Background
Boleslav Markevich was born and died in Saint St. Petersburg, a member of a noble Russian family of Polish descent.
journalist literary critic author
Boleslav Markevich was born and died in Saint St. Petersburg, a member of a noble Russian family of Polish descent.
In 1836 the family moved to Odessa where the boy studied first in the Richelieu Lyceum"s gymnasium, then at the Lyceum"s law faculty.
He spent his early years in Kiev and Volynskaya gubernia and received good home education. lieutenant was there that he first started to write poetry, critical essays and translations from French, some of which were published by the Odessky Vestnik newspaper. Markevich started his state official career in Saint St. Petersburg, the in 1843 he moved to Moscow to join the local governor Arseny Zakrevsky"s office.

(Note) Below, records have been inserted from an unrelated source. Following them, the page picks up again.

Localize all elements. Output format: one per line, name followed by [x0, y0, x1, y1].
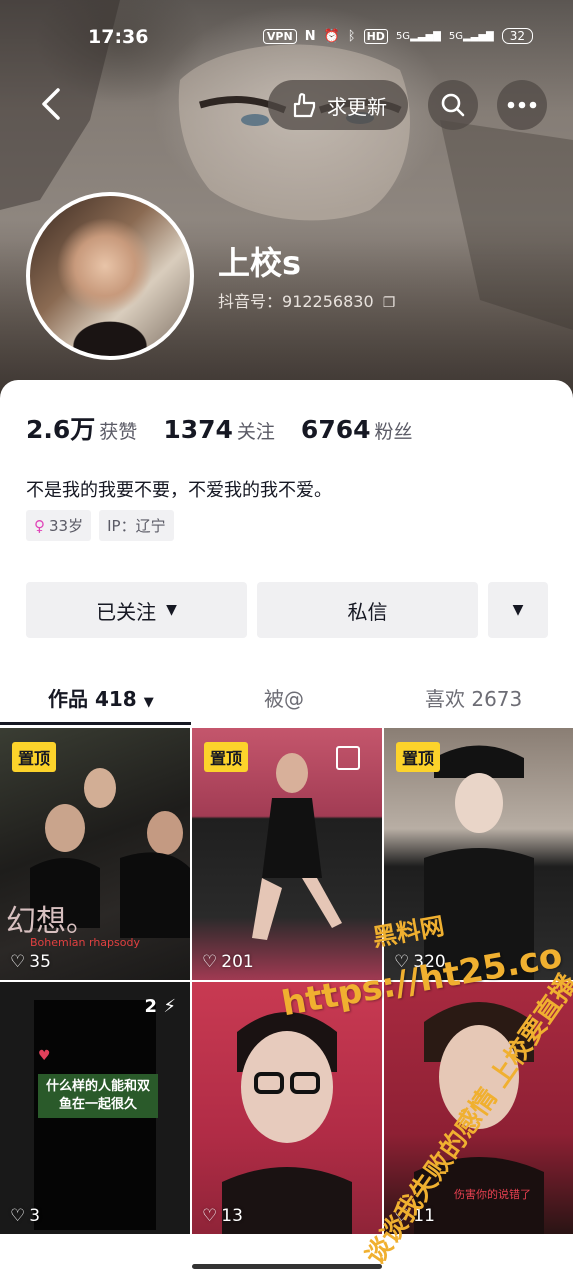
lightning-icon: ⚡ — [163, 996, 176, 1017]
likes-count-value: 3 — [29, 1206, 41, 1226]
douyin-id-label: 抖音号： — [218, 292, 283, 311]
heart-sticker-icon: ♥ — [38, 1048, 51, 1064]
douyin-id[interactable]: 抖音号：912256830 ❐ — [218, 288, 395, 312]
count-badge-value: 2 — [144, 996, 158, 1017]
caret-down-icon: ▼ — [166, 602, 177, 618]
video-banner: 什么样的人能和双鱼在一起很久 — [38, 1074, 158, 1118]
active-tab-indicator — [0, 722, 191, 725]
tags-row: ♀ 33岁 IP：辽宁 — [26, 510, 174, 541]
tab-mentioned[interactable]: 被@ — [264, 683, 304, 712]
tab-works-label: 作品 418 — [48, 687, 137, 711]
video-caption: 伤害你的说错了 — [454, 1188, 531, 1201]
hand-point-icon — [293, 93, 316, 118]
battery-icon: 32 — [501, 28, 533, 44]
vpn-icon: VPN — [262, 28, 297, 44]
signal-5g-2-label: 5G — [448, 30, 463, 42]
stat-likes[interactable]: 2.6万 获赞 — [26, 410, 137, 446]
likes-count: ♡ 201 — [202, 952, 254, 972]
stat-following[interactable]: 1374 关注 — [163, 415, 275, 444]
profile-name: 上校s — [218, 244, 302, 282]
stat-followers-label: 粉丝 — [374, 421, 413, 443]
heart-icon: ♡ — [10, 1206, 26, 1226]
more-icon — [507, 101, 537, 109]
copy-icon[interactable]: ❐ — [383, 295, 396, 311]
age-tag: ♀ 33岁 — [26, 510, 92, 541]
bio-text: 不是我的我要不要，不爱我的我不爱。 — [26, 480, 332, 501]
chevron-left-icon — [42, 88, 60, 120]
back-button[interactable] — [38, 86, 66, 122]
select-checkbox[interactable] — [336, 746, 360, 770]
hd-icon: HD — [363, 28, 388, 44]
action-buttons: 已关注 ▼ 私信 ▼ — [26, 582, 548, 638]
signal-5g-1-icon: 5G▂▃▅▇ — [395, 30, 441, 42]
video-caption: 幻想。 — [6, 904, 96, 939]
bluetooth-icon: ᛒ — [347, 28, 356, 44]
stats-row: 2.6万 获赞 1374 关注 6764 粉丝 — [26, 410, 413, 446]
signal-5g-2-icon: 5G▂▃▅▇ — [448, 30, 494, 42]
stat-following-num: 1374 — [163, 415, 233, 444]
following-button[interactable]: 已关注 ▼ — [26, 582, 247, 638]
female-icon: ♀ — [34, 516, 45, 535]
count-badge: 2 ⚡ — [145, 996, 176, 1017]
alarm-icon: ⏰ — [323, 28, 340, 44]
stat-followers-num: 6764 — [300, 415, 371, 444]
search-icon — [441, 93, 465, 117]
douyin-id-value: 912256830 — [282, 292, 374, 311]
signal-5g-1-label: 5G — [395, 30, 411, 42]
following-label: 已关注 — [96, 599, 157, 624]
heart-icon: ♡ — [202, 952, 218, 972]
stat-likes-label: 获赞 — [99, 421, 138, 443]
likes-count-value: 13 — [221, 1206, 243, 1226]
video-subcaption: Bohemian rhapsody — [30, 936, 140, 949]
video-thumb[interactable]: 置顶 幻想。 Bohemian rhapsody ♡ 35 — [0, 728, 190, 980]
content-tabs: 作品 418 ▼ 被@ 喜欢 2673 — [0, 665, 573, 721]
ip-label: IP：辽宁 — [107, 517, 166, 535]
video-thumb[interactable]: 置顶 ♡ 201 — [192, 728, 382, 980]
message-label: 私信 — [347, 599, 388, 624]
avatar[interactable] — [26, 192, 194, 360]
ip-tag: IP：辽宁 — [99, 510, 174, 541]
search-button[interactable] — [428, 80, 478, 130]
pinned-badge: 置顶 — [204, 742, 249, 772]
caret-down-icon: ▼ — [143, 695, 154, 710]
likes-count: ♡ 35 — [10, 952, 51, 972]
request-update-label: 求更新 — [327, 94, 387, 119]
nfc-icon: N — [304, 28, 316, 44]
stat-following-label: 关注 — [236, 421, 275, 443]
stat-followers[interactable]: 6764 粉丝 — [301, 415, 413, 444]
heart-icon: ♡ — [10, 952, 26, 972]
likes-count-value: 201 — [221, 952, 254, 972]
caret-down-icon: ▼ — [512, 602, 524, 618]
more-actions-button[interactable]: ▼ — [488, 582, 548, 638]
likes-count-value: 35 — [29, 952, 51, 972]
home-indicator[interactable] — [192, 1264, 382, 1269]
heart-icon: ♡ — [202, 1206, 218, 1226]
age-label: 33岁 — [49, 517, 84, 535]
tab-liked[interactable]: 喜欢 2673 — [425, 683, 522, 712]
pinned-badge: 置顶 — [12, 742, 57, 772]
pinned-badge: 置顶 — [396, 742, 441, 772]
request-update-button[interactable]: 求更新 — [268, 80, 408, 130]
status-time: 17:36 — [88, 26, 149, 48]
likes-count: ♡ 13 — [202, 1206, 243, 1226]
likes-count: ♡ 3 — [10, 1206, 40, 1226]
status-bar: 17:36 VPN N ⏰ ᛒ HD 5G▂▃▅▇ 5G▂▃▅▇ 32 — [0, 22, 573, 54]
message-button[interactable]: 私信 — [257, 582, 478, 638]
tab-works[interactable]: 作品 418 ▼ — [48, 683, 154, 712]
more-button[interactable] — [497, 80, 547, 130]
video-thumb[interactable]: ♥ 什么样的人能和双鱼在一起很久 2 ⚡ ♡ 3 — [0, 982, 190, 1234]
stat-likes-num: 2.6万 — [26, 415, 96, 444]
profile-sheet: 2.6万 获赞 1374 关注 6764 粉丝 不是我的我要不要，不爱我的我不爱。 ♀… — [0, 380, 573, 1280]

He became a stalwart at both St. Petersburg and Moscow"s aristocracy saloons and, reportedly, had immense success, with women especially, due to good looks, sense of humour, penchant for showmanship and a considerable dramatic talent.

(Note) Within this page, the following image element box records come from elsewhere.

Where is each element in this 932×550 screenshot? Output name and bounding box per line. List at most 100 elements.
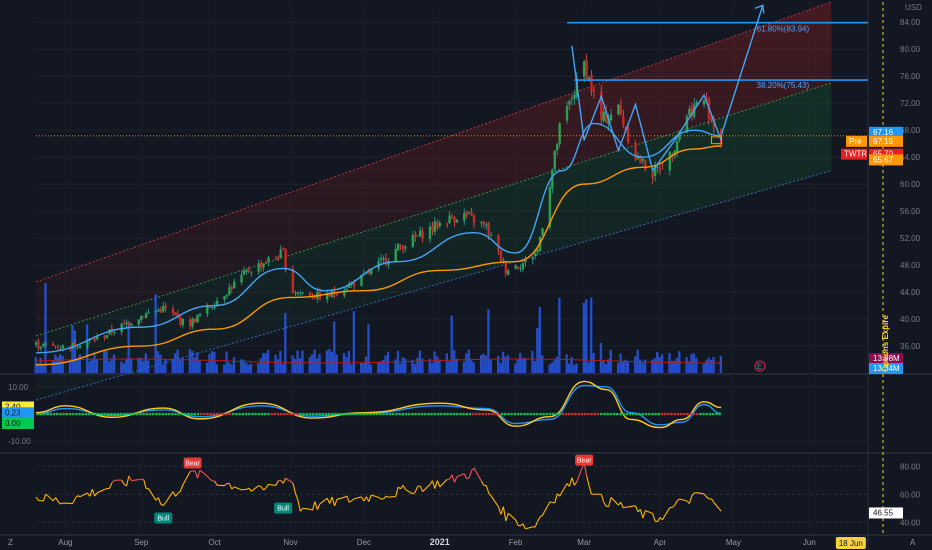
squeeze-dot <box>695 412 699 416</box>
squeeze-dot <box>571 412 574 416</box>
volume-bar <box>325 350 329 373</box>
candle-body <box>414 233 417 237</box>
volume-bar <box>61 356 64 373</box>
price-tick-label: 68.00 <box>900 126 921 135</box>
time-tick-label: Apr <box>654 538 667 547</box>
squeeze-dot <box>247 412 251 416</box>
candle-body <box>399 245 402 247</box>
squeeze-dot <box>391 412 395 416</box>
marker-a[interactable]: A <box>910 538 916 547</box>
squeeze-dot <box>526 412 529 416</box>
squeeze-dot <box>132 412 136 416</box>
squeeze-dot <box>564 412 568 416</box>
volume-bar <box>404 358 407 373</box>
candle-body <box>171 308 175 314</box>
twtr-chart[interactable]: 61.80%(83.94) 38.20%(75.43) Bull Bear Bull B… <box>0 0 932 550</box>
squeeze-dot <box>510 412 513 416</box>
squeeze-dot <box>427 412 430 416</box>
candle-body <box>267 257 270 263</box>
squeeze-dot <box>206 412 209 416</box>
squeeze-dot <box>529 412 533 416</box>
squeeze-dot <box>273 412 277 416</box>
squeeze-dot <box>635 412 638 416</box>
squeeze-dot <box>299 412 302 416</box>
volume-bar <box>472 362 475 373</box>
squeeze-dot <box>516 412 520 416</box>
osc-tag: 0.00 <box>5 419 21 428</box>
squeeze-dot <box>609 412 613 416</box>
volume-bar <box>499 363 502 373</box>
volume-bar <box>147 360 150 373</box>
squeeze-dot <box>523 412 526 416</box>
squeeze-dot <box>55 412 59 416</box>
candle-body <box>294 293 297 295</box>
volume-bar <box>553 360 556 373</box>
candle-body <box>467 213 471 215</box>
squeeze-dot <box>257 412 261 416</box>
squeeze-dot <box>251 412 254 416</box>
candle-body <box>157 309 160 312</box>
volume-bar <box>438 359 441 373</box>
candle-body <box>507 270 510 275</box>
candle-body <box>274 257 278 259</box>
squeeze-dot <box>580 412 584 416</box>
volume-bar <box>379 361 382 373</box>
candle-body <box>296 292 300 294</box>
squeeze-dot <box>439 412 443 416</box>
squeeze-dot <box>174 412 177 416</box>
volume-bar <box>705 360 708 373</box>
candle-body <box>626 128 630 142</box>
volume-bar <box>377 362 380 373</box>
squeeze-dot <box>715 412 718 416</box>
volume-bar <box>548 364 551 373</box>
volume-bar <box>120 361 123 373</box>
squeeze-dot <box>196 412 200 416</box>
volume-bar <box>660 354 664 373</box>
candle-body <box>191 319 194 327</box>
candle-body <box>450 216 454 219</box>
squeeze-dot <box>683 412 686 416</box>
squeeze-dot <box>670 412 673 416</box>
candle-body <box>140 315 143 321</box>
volume-bar <box>257 363 260 373</box>
squeeze-dot <box>484 412 488 416</box>
rsi-tag: 46.55 <box>873 508 894 517</box>
candle-body <box>675 141 679 153</box>
volume-bar <box>575 363 578 373</box>
signal-label: Bear <box>185 460 200 467</box>
volume-bar <box>602 360 605 373</box>
squeeze-dot <box>116 412 120 416</box>
squeeze-dot <box>107 412 110 416</box>
squeeze-dot <box>324 412 328 416</box>
volume-bar <box>210 351 214 373</box>
volume-bar <box>296 350 299 373</box>
squeeze-dot <box>711 412 715 416</box>
candle-body <box>345 288 348 291</box>
squeeze-dot <box>443 412 446 416</box>
squeeze-dot <box>203 412 206 416</box>
signal-label: Bull <box>277 506 289 513</box>
squeeze-dot <box>577 412 581 416</box>
squeeze-dot <box>363 412 366 416</box>
rsi-tick-label: 40.00 <box>900 519 921 528</box>
price-tag: 67.16 <box>873 128 894 137</box>
marker-z[interactable]: Z <box>8 538 13 547</box>
squeeze-dot <box>679 412 683 416</box>
rsi-segment <box>217 484 225 487</box>
volume-bar <box>222 364 226 373</box>
squeeze-dot <box>446 412 449 416</box>
squeeze-dot <box>699 412 702 416</box>
squeeze-dot <box>180 412 184 416</box>
squeeze-dot <box>135 412 139 416</box>
volume-bar <box>626 360 630 373</box>
volume-bar <box>465 353 468 373</box>
squeeze-dot <box>558 412 561 416</box>
squeeze-dot <box>84 412 88 416</box>
squeeze-dot <box>52 412 56 416</box>
volume-bar <box>712 357 715 373</box>
volume-bar <box>369 364 373 373</box>
candle-body <box>685 116 689 133</box>
volume-bar <box>567 363 571 373</box>
candle-body <box>42 343 45 347</box>
squeeze-dot <box>651 412 654 416</box>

Praised by conservatives (among them Konstantin Leontiev who compared his trilogy to War and Peace by Leo Tolstoy) and hated by revolutionary democrats (whom he made a point to paint in the blackest possible tones, insisting that for the "progressivist" disease "the whip is the best cure"). He"s found himself at the center of at least two scandals, the first caused by his highly publicised row with Ivan Turgenev, the second having to do with alleged bribery (which he denied).
Markevich"s literary gift, though, has never been doubted. His books, which were widely read in Russia (notably by members of the monarch"s family) and translated into many languages, contain, according to the 1990 Russian Writers dictionary, "priceless documentary material and are still in need of objective analysis.".